Columbus Hotels, a Georgia-based LLC that owns and operates the La Quinta Inn on Highway 45, is suing representatives from the United States Small Business Administration, the Secretary of Treasury and the Department of Justice over Paycheck Protection Program Loan forgiveness.
The complaint, which only represents one side of a legal argument, was filed in the United States District Court for the Northern District of Mississippi on July 10.
Attorney Michael Hurst, who is representing Columbus Hotels LLC in the case, told The Dispatch Friday that his client owns 30 hotels across five states and is filing claims in nine federal district courts concerning this issue.
“Our client just wants a court to give it justice,” Hurst said. “We’re not asking for special favors. We’re not asking necessarily for money damages. We just want to be treated like everyone else who received PPP loans and be treated fairly. I think that’s what it comes down to.”
In the case of the Columbus complaint, the LLC has waited three years for notification that its Second Draw Paycheck Protection Program Loan has been forgiven.
According to the complaint, Columbus Hotels applied for its First Draw PPP Loan on or before April 3, 2020, through Citizens National Bank of Meridian as its lender.
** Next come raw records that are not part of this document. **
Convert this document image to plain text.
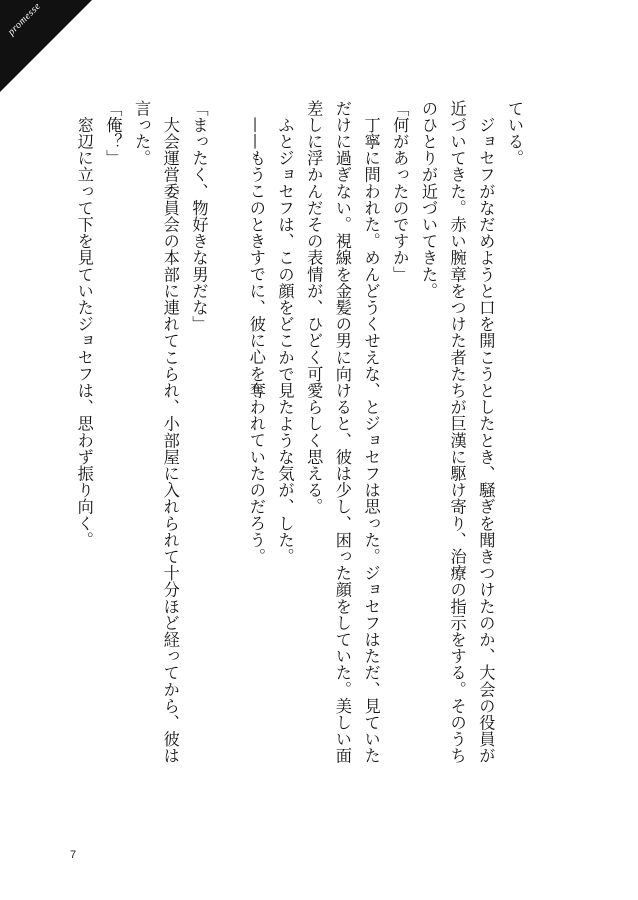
promesse
ている。
　ジョセフがなだめようと口を開こうとしたとき、騒ぎを聞きつけたのか、大会の役員が
近づいてきた。赤い腕章をつけた者たちが巨漢に駆け寄り、治療の指示をする。そのうち
のひとりが近づいてきた。
「何があったのですか」
　丁寧に問われた。めんどうくせえな、とジョセフは思った。ジョセフはただ、見ていた
だけに過ぎない。視線を金髪の男に向けると、彼は少し、困った顔をしていた。美しい面
差しに浮かんだその表情が、ひどく可愛らしく思える。
　ふとジョセフは、この顔をどこかで見たような気が、した。
　——もうこのときすでに、彼に心を奪われていたのだろう。
「まったく、物好きな男だな」
　大会運営委員会の本部に連れてこられ、小部屋に入れられて十分ほど経ってから、彼は
言った。
「俺？」
　窓辺に立って下を見ていたジョセフは、思わず振り向く。
7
That loan, worth $68,119, was disbursed to Columbus Hotels on April 15 of that year, and by Dec. 8, Columbus Hotels received a notification that its first loan had been forgiven.
The SBA issued a rule placing a $20 million limitation on the amount of PPP loans businesses in a single corporate group can receive on April 30, 2020.
In January 2021, Columbus Hotels applied for and received its Second Draw PPP Loan from the same lender, this time worth $95,366. In July, the LLC applied for forgiveness for the Second Draw PPP Loan. But on June 30, Columbus Hotels received a notification that the SBA would not forgive its Second Draw PPP Loan, as it had exceeded the corporate limit for forgiveness.
The company appealed this decision, and SBA “charged off” the loan to the Columbus Hotels’ lender. However, the company itself did not receive notice it had been forgiven for the loan, leaving it liable to repay the $95,366.
“That’s the frustration,” Hurst said. “We’ve gone through the process, we’ve appealed it with the SBA, and they have not made a decision. So our client is just hanging out there with this cloud hanging over their head, basically.”
By January 2022, Columbus Hotels received a Civil Investigative Demand from the Department of Justice requesting responses to interrogatories and production of documents related to its PPP loans and forgiveness. The LLC never received a final determination about the second loan’s forgiveness, presumably because of the investigation, according to the complaint.
In the complaint, Columbus Hotels requests the court declare its eligibility to apply for and receive the loan, that it behaved appropriately with its commingling of PPP loan funds in its existing accounts and that it did not falsely certify its loan forgiveness application.
The plaintiff also asks the court to enter an order compelling the Small Business Administration to immediately forgive the Second Draw PPP Loan or implement a full administrative review if the defendants intend to deny that forgiveness.